Der Tod von Matthias Domaschk ist eine Zäsur. Schlagartig wird klar, daß Opposition gegen die Parteiherrschaft oder auch nur eine nonkonforme Lebensführung tödliche Folgen haben kann. Gleichwohl formiert sich ein phantasievoller und allmählich radikalisierender Widerstand, der zunächst von nur wenigen Menschen ausgeht. Die Unabhängige Friedensbewegung in der DDR erlebt 1982 und 1983 ihre ersten Höhepunkte in Jena. Mit den daraufhin einsetzenden staatlichen Repressalien steigt zugleich die Zahl der Ausreiseanträge rapide an. Beides sind Vorboten für die Exit-und-Voice-Bewegung von 1989, die zum Ende der DDR beigetragen haben.
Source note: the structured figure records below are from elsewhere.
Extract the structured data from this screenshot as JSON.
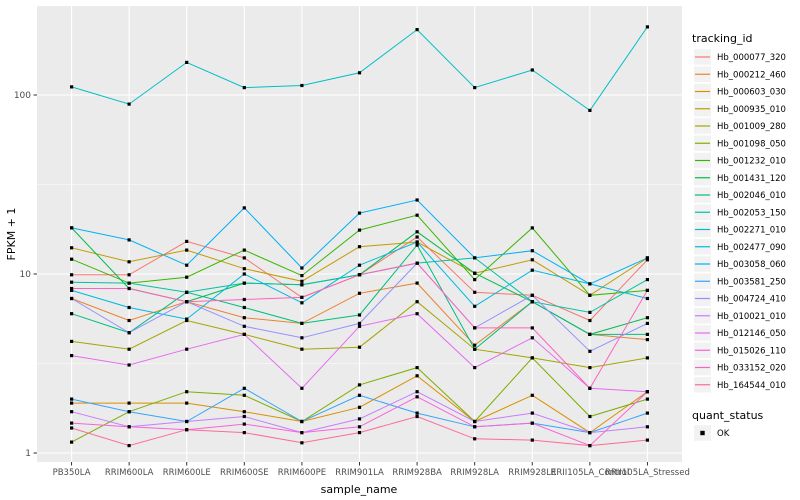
{
  "chart_data": {
    "type": "line",
    "title": "",
    "xlabel": "sample_name",
    "ylabel": "FPKM + 1",
    "y_scale": "log10",
    "ylim": [
      1,
      300
    ],
    "y_ticks": [
      1,
      10,
      100
    ],
    "y_minor_ticks": [
      3.162,
      31.62
    ],
    "grid": true,
    "legend_title": "tracking_id",
    "legend_position": "right",
    "marker_shape": "black-square",
    "categories": [
      "PB350LA",
      "RRIM600LA",
      "RRIM600LE",
      "RRIM600SE",
      "RRIM600PE",
      "RRIM901LA",
      "RRIM928BA",
      "RRIM928LA",
      "RRIM928LE",
      "RRII105LA_Control",
      "RRII105LA_Stressed"
    ],
    "series": [
      {
        "name": "Hb_000077_320",
        "color": "#F8766D",
        "values": [
          9.9,
          9.9,
          15.2,
          12.3,
          7.4,
          9.9,
          16.1,
          7.9,
          7.6,
          5.5,
          12.0
        ]
      },
      {
        "name": "Hb_000212_460",
        "color": "#EA8331",
        "values": [
          7.3,
          5.5,
          7.0,
          5.7,
          5.3,
          7.8,
          8.9,
          4.0,
          7.0,
          4.6,
          4.3
        ]
      },
      {
        "name": "Hb_000603_030",
        "color": "#D89000",
        "values": [
          1.9,
          1.9,
          1.9,
          1.7,
          1.5,
          1.8,
          2.7,
          1.5,
          2.1,
          1.3,
          2.2
        ]
      },
      {
        "name": "Hb_000935_010",
        "color": "#C09B00",
        "values": [
          14.0,
          11.7,
          13.6,
          10.7,
          9.1,
          14.2,
          15.1,
          10.1,
          12.0,
          7.6,
          12.3
        ]
      },
      {
        "name": "Hb_001009_280",
        "color": "#A3A500",
        "values": [
          4.2,
          3.8,
          5.5,
          4.6,
          3.8,
          3.9,
          7.0,
          3.8,
          3.4,
          3.0,
          3.4
        ]
      },
      {
        "name": "Hb_001098_050",
        "color": "#7CAE00",
        "values": [
          1.15,
          1.7,
          2.2,
          2.1,
          1.5,
          2.4,
          3.0,
          1.5,
          3.4,
          1.6,
          2.0
        ]
      },
      {
        "name": "Hb_001232_010",
        "color": "#39B600",
        "values": [
          12.1,
          8.9,
          9.6,
          13.6,
          9.8,
          17.6,
          21.3,
          9.3,
          18.1,
          7.6,
          8.1
        ]
      },
      {
        "name": "Hb_001431_120",
        "color": "#00BB4E",
        "values": [
          18.1,
          8.3,
          7.0,
          8.9,
          8.7,
          9.9,
          17.2,
          10.1,
          7.0,
          4.6,
          5.7
        ]
      },
      {
        "name": "Hb_002046_010",
        "color": "#00BF7D",
        "values": [
          6.0,
          4.7,
          7.9,
          6.5,
          5.3,
          5.9,
          14.5,
          3.8,
          7.0,
          4.6,
          4.6
        ]
      },
      {
        "name": "Hb_002053_150",
        "color": "#00C1A3",
        "values": [
          9.0,
          8.9,
          7.9,
          8.9,
          8.7,
          9.9,
          11.5,
          12.3,
          7.0,
          6.1,
          9.3
        ]
      },
      {
        "name": "Hb_002271_010",
        "color": "#00BFC4",
        "values": [
          111,
          89,
          152,
          110,
          113,
          133,
          232,
          110,
          138,
          82,
          240
        ]
      },
      {
        "name": "Hb_002477_090",
        "color": "#00BAE0",
        "values": [
          8.1,
          6.5,
          5.6,
          10.0,
          6.9,
          11.2,
          15.1,
          6.6,
          10.5,
          8.8,
          7.3
        ]
      },
      {
        "name": "Hb_003058_060",
        "color": "#00B0F6",
        "values": [
          18.1,
          15.5,
          11.2,
          23.4,
          10.8,
          21.9,
          25.9,
          12.3,
          13.5,
          8.8,
          12.3
        ]
      },
      {
        "name": "Hb_003581_250",
        "color": "#35A2FF",
        "values": [
          2.0,
          1.7,
          1.5,
          2.3,
          1.5,
          2.1,
          1.67,
          1.4,
          1.47,
          1.3,
          1.67
        ]
      },
      {
        "name": "Hb_004724_410",
        "color": "#9590FF",
        "values": [
          7.3,
          4.7,
          7.0,
          5.1,
          4.4,
          5.3,
          11.5,
          5.0,
          7.6,
          3.7,
          5.3
        ]
      },
      {
        "name": "Hb_010021_010",
        "color": "#C77CFF",
        "values": [
          1.7,
          1.4,
          1.5,
          1.6,
          1.3,
          1.55,
          2.2,
          1.5,
          1.67,
          1.3,
          1.4
        ]
      },
      {
        "name": "Hb_012146_050",
        "color": "#E76BF3",
        "values": [
          3.5,
          3.1,
          3.8,
          4.6,
          2.3,
          5.1,
          6.0,
          3.0,
          4.4,
          2.3,
          2.2
        ]
      },
      {
        "name": "Hb_015026_110",
        "color": "#FA62DB",
        "values": [
          1.47,
          1.4,
          1.35,
          1.45,
          1.3,
          1.4,
          2.06,
          1.4,
          1.47,
          1.1,
          2.2
        ]
      },
      {
        "name": "Hb_033152_020",
        "color": "#FF62BC",
        "values": [
          8.3,
          8.3,
          7.0,
          7.2,
          7.4,
          9.9,
          11.5,
          5.0,
          5.0,
          2.3,
          8.1
        ]
      },
      {
        "name": "Hb_164544_010",
        "color": "#FF6A98",
        "values": [
          1.38,
          1.1,
          1.35,
          1.3,
          1.14,
          1.3,
          1.6,
          1.2,
          1.18,
          1.1,
          1.18
        ]
      }
    ],
    "quant_status": {
      "title": "quant_status",
      "items": [
        {
          "label": "OK"
        }
      ]
    }
  },
  "colors": {
    "panel_bg": "#EBEBEB",
    "grid": "#FFFFFF",
    "tick_mark": "#333333",
    "tick_label": "#4D4D4D",
    "axis_title": "#000000",
    "marker": "#000000",
    "legend_key_bg": "#F2F2F2"
  }
}
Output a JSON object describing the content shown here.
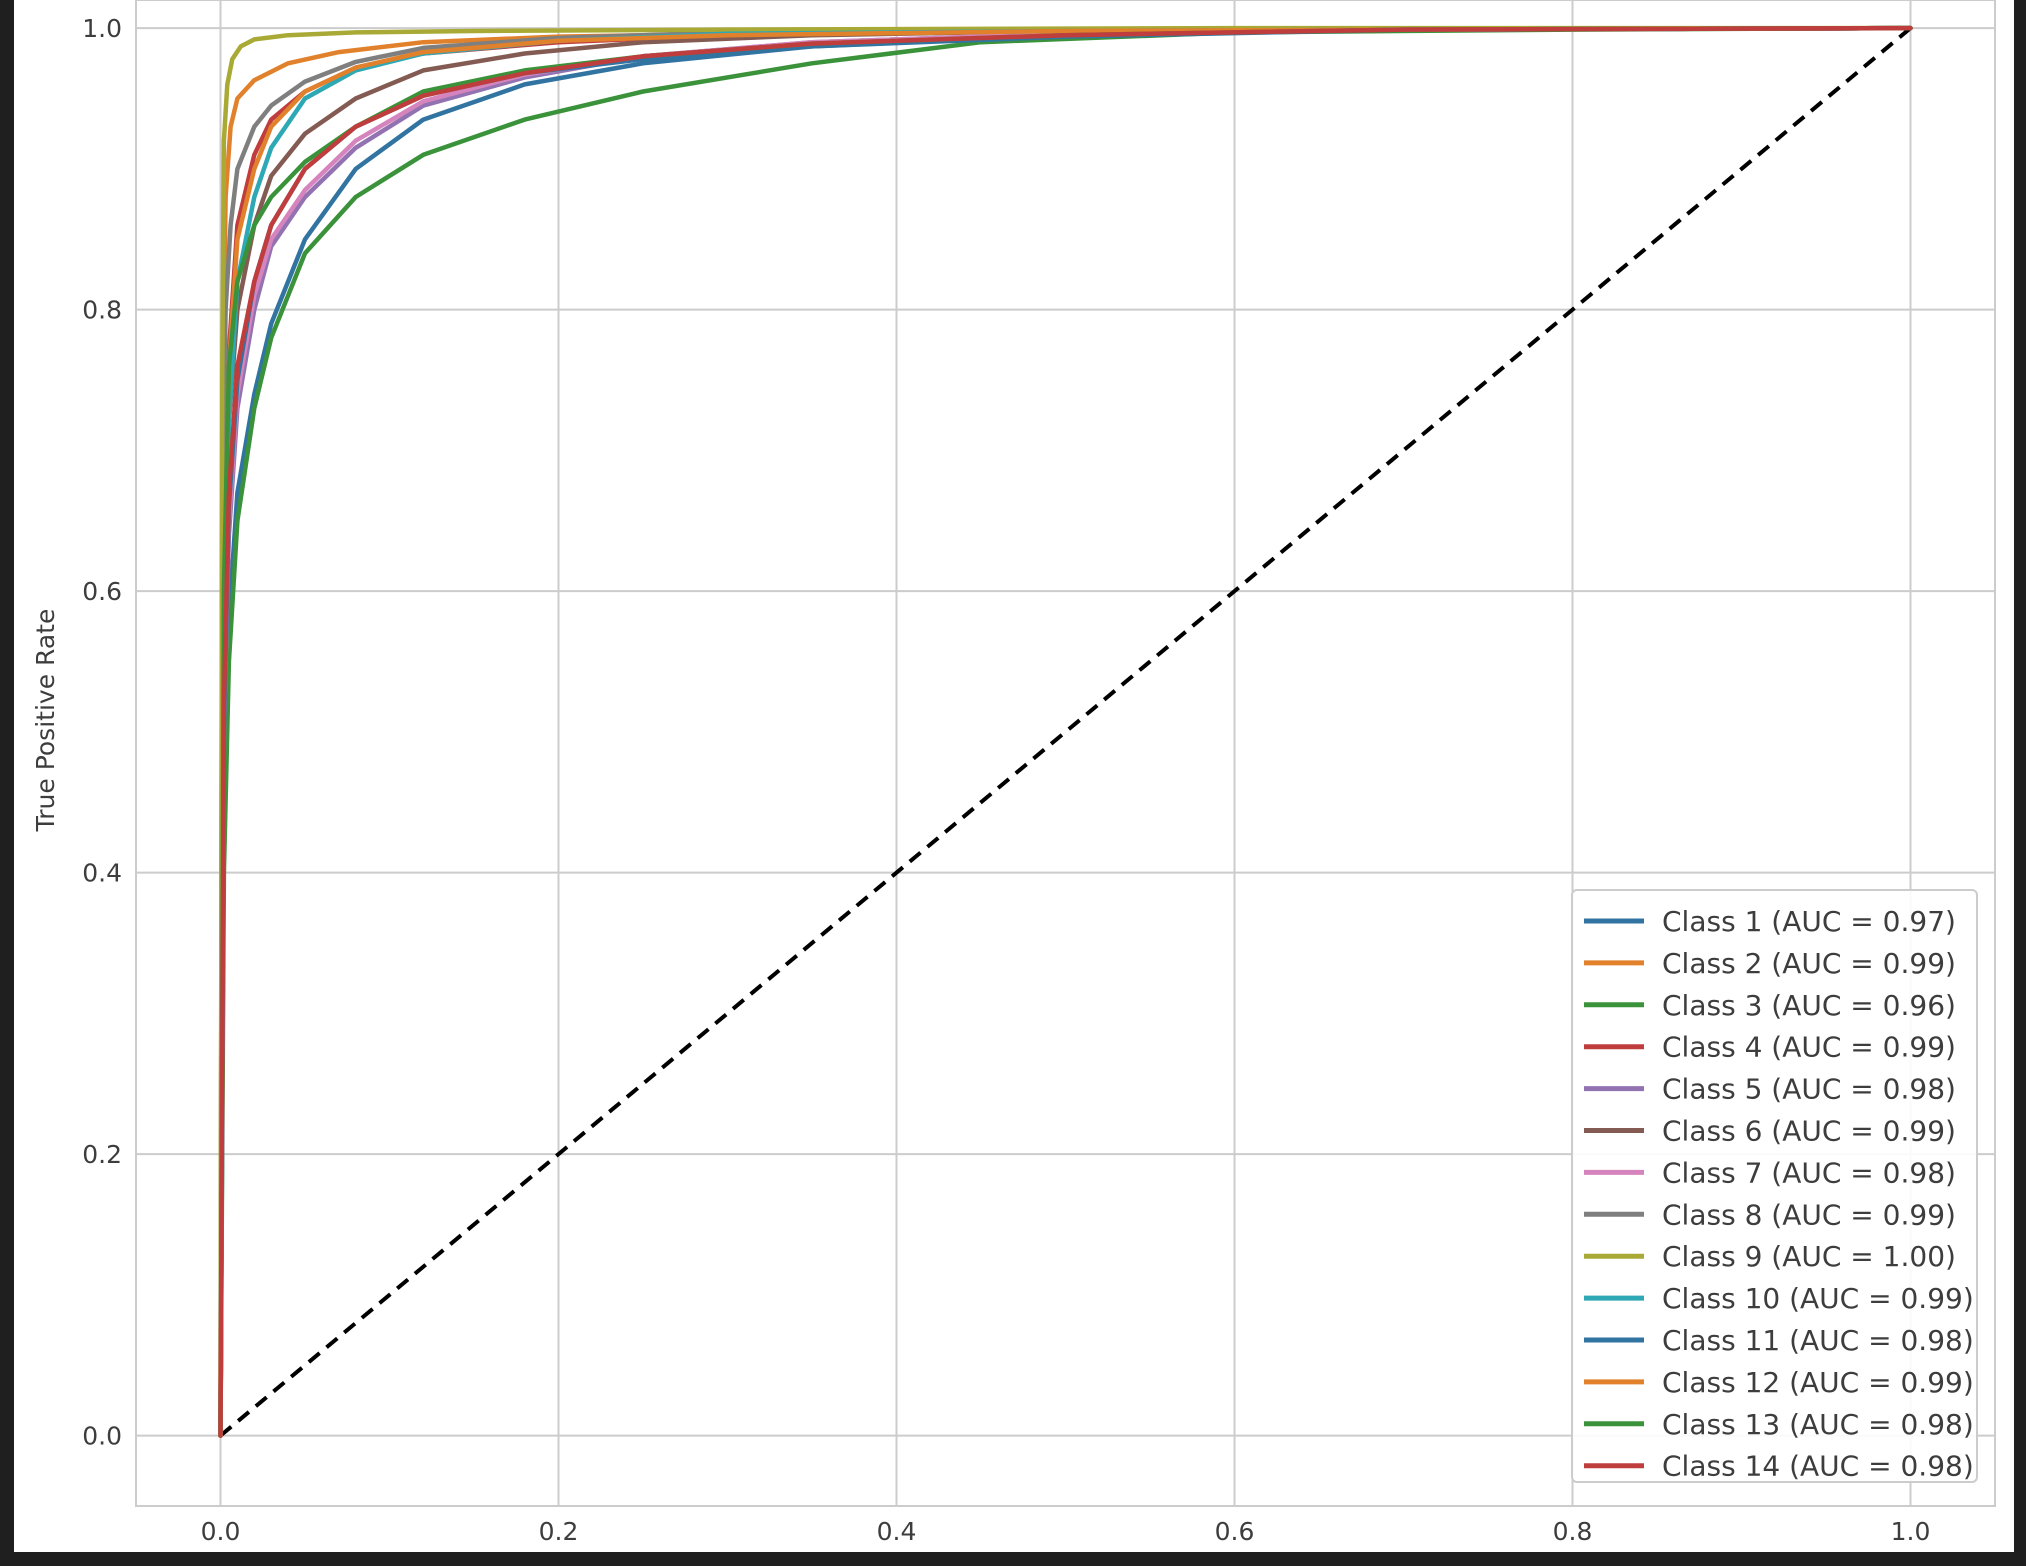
{
  "chart_data": {
    "type": "line",
    "title": "",
    "xlabel": "",
    "ylabel": "True Positive Rate",
    "xlim": [
      -0.05,
      1.05
    ],
    "ylim": [
      -0.05,
      1.02
    ],
    "xticks": [
      0.0,
      0.2,
      0.4,
      0.6,
      0.8,
      1.0
    ],
    "yticks": [
      0.0,
      0.2,
      0.4,
      0.6,
      0.8,
      1.0
    ],
    "xtick_labels": [
      "0.0",
      "0.2",
      "0.4",
      "0.6",
      "0.8",
      "1.0"
    ],
    "ytick_labels": [
      "0.0",
      "0.2",
      "0.4",
      "0.6",
      "0.8",
      "1.0"
    ],
    "grid": true,
    "legend_position": "lower-right",
    "diagonal": {
      "x": [
        0,
        1
      ],
      "y": [
        0,
        1
      ],
      "color": "#000000",
      "style": "dashed"
    },
    "series": [
      {
        "name": "Class 1 (AUC = 0.97)",
        "color": "#3274a1",
        "x": [
          0,
          0.002,
          0.005,
          0.01,
          0.02,
          0.03,
          0.05,
          0.08,
          0.12,
          0.18,
          0.25,
          0.35,
          0.5,
          0.7,
          1.0
        ],
        "y": [
          0,
          0.45,
          0.58,
          0.67,
          0.74,
          0.79,
          0.85,
          0.9,
          0.935,
          0.96,
          0.975,
          0.987,
          0.995,
          0.999,
          1.0
        ]
      },
      {
        "name": "Class 2 (AUC = 0.99)",
        "color": "#e1812c",
        "x": [
          0,
          0.001,
          0.003,
          0.006,
          0.01,
          0.02,
          0.04,
          0.07,
          0.12,
          0.2,
          0.35,
          0.6,
          1.0
        ],
        "y": [
          0,
          0.7,
          0.88,
          0.93,
          0.95,
          0.963,
          0.975,
          0.983,
          0.99,
          0.994,
          0.997,
          0.999,
          1.0
        ]
      },
      {
        "name": "Class 3 (AUC = 0.96)",
        "color": "#3a923a",
        "x": [
          0,
          0.002,
          0.005,
          0.01,
          0.02,
          0.03,
          0.05,
          0.08,
          0.12,
          0.18,
          0.25,
          0.35,
          0.45,
          0.6,
          0.8,
          1.0
        ],
        "y": [
          0,
          0.4,
          0.55,
          0.65,
          0.73,
          0.78,
          0.84,
          0.88,
          0.91,
          0.935,
          0.955,
          0.975,
          0.99,
          0.997,
          0.999,
          1.0
        ]
      },
      {
        "name": "Class 4 (AUC = 0.99)",
        "color": "#c03d3e",
        "x": [
          0,
          0.002,
          0.005,
          0.01,
          0.02,
          0.03,
          0.05,
          0.08,
          0.12,
          0.2,
          0.3,
          0.5,
          0.7,
          1.0
        ],
        "y": [
          0,
          0.6,
          0.77,
          0.86,
          0.91,
          0.935,
          0.955,
          0.972,
          0.982,
          0.99,
          0.995,
          0.998,
          0.999,
          1.0
        ]
      },
      {
        "name": "Class 5 (AUC = 0.98)",
        "color": "#9372b2",
        "x": [
          0,
          0.002,
          0.005,
          0.01,
          0.02,
          0.03,
          0.05,
          0.08,
          0.12,
          0.18,
          0.25,
          0.35,
          0.5,
          0.7,
          1.0
        ],
        "y": [
          0,
          0.5,
          0.64,
          0.73,
          0.8,
          0.845,
          0.88,
          0.915,
          0.945,
          0.965,
          0.98,
          0.99,
          0.996,
          0.999,
          1.0
        ]
      },
      {
        "name": "Class 6 (AUC = 0.99)",
        "color": "#845b53",
        "x": [
          0,
          0.002,
          0.005,
          0.01,
          0.02,
          0.03,
          0.05,
          0.08,
          0.12,
          0.18,
          0.25,
          0.35,
          0.5,
          0.7,
          1.0
        ],
        "y": [
          0,
          0.55,
          0.72,
          0.8,
          0.86,
          0.895,
          0.925,
          0.95,
          0.97,
          0.982,
          0.99,
          0.995,
          0.998,
          0.999,
          1.0
        ]
      },
      {
        "name": "Class 7 (AUC = 0.98)",
        "color": "#d684bd",
        "x": [
          0,
          0.002,
          0.005,
          0.01,
          0.02,
          0.03,
          0.05,
          0.08,
          0.12,
          0.18,
          0.25,
          0.35,
          0.5,
          0.7,
          1.0
        ],
        "y": [
          0,
          0.5,
          0.65,
          0.74,
          0.81,
          0.85,
          0.885,
          0.92,
          0.948,
          0.967,
          0.98,
          0.99,
          0.996,
          0.999,
          1.0
        ]
      },
      {
        "name": "Class 8 (AUC = 0.99)",
        "color": "#7f7f7f",
        "x": [
          0,
          0.001,
          0.003,
          0.006,
          0.01,
          0.02,
          0.03,
          0.05,
          0.08,
          0.12,
          0.2,
          0.3,
          0.5,
          1.0
        ],
        "y": [
          0,
          0.65,
          0.8,
          0.86,
          0.9,
          0.93,
          0.945,
          0.962,
          0.976,
          0.986,
          0.993,
          0.997,
          0.999,
          1.0
        ]
      },
      {
        "name": "Class 9 (AUC = 1.00)",
        "color": "#a9aa35",
        "x": [
          0,
          0.001,
          0.002,
          0.004,
          0.007,
          0.012,
          0.02,
          0.04,
          0.08,
          0.15,
          0.3,
          0.6,
          1.0
        ],
        "y": [
          0,
          0.75,
          0.92,
          0.96,
          0.978,
          0.987,
          0.992,
          0.995,
          0.997,
          0.998,
          0.999,
          1.0,
          1.0
        ]
      },
      {
        "name": "Class 10 (AUC = 0.99)",
        "color": "#2ea8b5",
        "x": [
          0,
          0.002,
          0.005,
          0.01,
          0.02,
          0.03,
          0.05,
          0.08,
          0.12,
          0.2,
          0.3,
          0.5,
          0.7,
          1.0
        ],
        "y": [
          0,
          0.55,
          0.72,
          0.82,
          0.88,
          0.915,
          0.95,
          0.97,
          0.982,
          0.991,
          0.996,
          0.998,
          0.999,
          1.0
        ]
      },
      {
        "name": "Class 11 (AUC = 0.98)",
        "color": "#3274a1",
        "x": [
          0,
          0.002,
          0.005,
          0.01,
          0.02,
          0.03,
          0.05,
          0.08,
          0.12,
          0.18,
          0.25,
          0.35,
          0.5,
          0.7,
          1.0
        ],
        "y": [
          0,
          0.5,
          0.66,
          0.75,
          0.82,
          0.86,
          0.9,
          0.93,
          0.952,
          0.968,
          0.978,
          0.987,
          0.994,
          0.999,
          1.0
        ]
      },
      {
        "name": "Class 12 (AUC = 0.99)",
        "color": "#e1812c",
        "x": [
          0,
          0.002,
          0.005,
          0.01,
          0.02,
          0.03,
          0.05,
          0.08,
          0.12,
          0.2,
          0.3,
          0.5,
          0.7,
          1.0
        ],
        "y": [
          0,
          0.58,
          0.76,
          0.85,
          0.9,
          0.93,
          0.955,
          0.972,
          0.983,
          0.991,
          0.995,
          0.998,
          0.999,
          1.0
        ]
      },
      {
        "name": "Class 13 (AUC = 0.98)",
        "color": "#3a923a",
        "x": [
          0,
          0.002,
          0.005,
          0.01,
          0.02,
          0.03,
          0.05,
          0.08,
          0.12,
          0.18,
          0.25,
          0.35,
          0.5,
          0.7,
          1.0
        ],
        "y": [
          0,
          0.6,
          0.76,
          0.82,
          0.86,
          0.88,
          0.905,
          0.93,
          0.955,
          0.97,
          0.98,
          0.989,
          0.995,
          0.999,
          1.0
        ]
      },
      {
        "name": "Class 14 (AUC = 0.98)",
        "color": "#c03d3e",
        "x": [
          0,
          0.002,
          0.005,
          0.01,
          0.02,
          0.03,
          0.05,
          0.08,
          0.12,
          0.18,
          0.25,
          0.35,
          0.5,
          0.7,
          1.0
        ],
        "y": [
          0,
          0.52,
          0.67,
          0.76,
          0.82,
          0.86,
          0.9,
          0.93,
          0.952,
          0.968,
          0.98,
          0.989,
          0.995,
          0.999,
          1.0
        ]
      }
    ]
  }
}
Die entsetzliche NachrichtAm Montag, dem 13. April 1981, spielt die Leipziger Bluesband »Mama Basuto« im RAW. Die Jenaer Szene trifft sich hier. Matthias Domaschk wäre dabeigewesen. Aber er ist noch nicht von der Stasi zurück. Wird er dort noch länger festgehalten, oder kommt er in den nächsten Tagen frei? Was am 12. April geschehen ist, weiß noch niemand. Peter Rösch schaut kurz vorbei. Er wirkt ausgelaugt, ist übernächtigt und erzählt, was er in den letzten drei Tagen erleben mußte. Rufe nach einem Arzt hat er im Gefängnis gehört, als er entlassen wurde. Ist Matthias Domaschk etwas zugestoßen? Befindet er sich in einem Haftkrankenhaus? Schon seit Sonntagnachmittag gehen Freunde immer wieder zu seiner Wohnung. Vielleicht wissen die Eltern mehr. Aber kaum jemand kennt ihre Adresse.
Am Mittwochvormittag will sich Matthias Domaschks Schulfreund Manfred Hildebrandt bei der Mutter auf der Arbeitsstelle erkundigen. Doch sie hat frei genommen, und eine Arbeitskollegin flüstert ihm zu: »Ich weiß nicht, ob ich es Ihnen sagen darf. Morgen ist die Beerdigung von ihrem Sohn.« Manfred Hildebrandt ist entsetzt. Er läßt seine Arbeit ruhen und informiert sofort Freunde. Erst einmal muß jemand mit den Eltern von Matthias Domaschk sprechen, die Nachricht ist zu unglaublich.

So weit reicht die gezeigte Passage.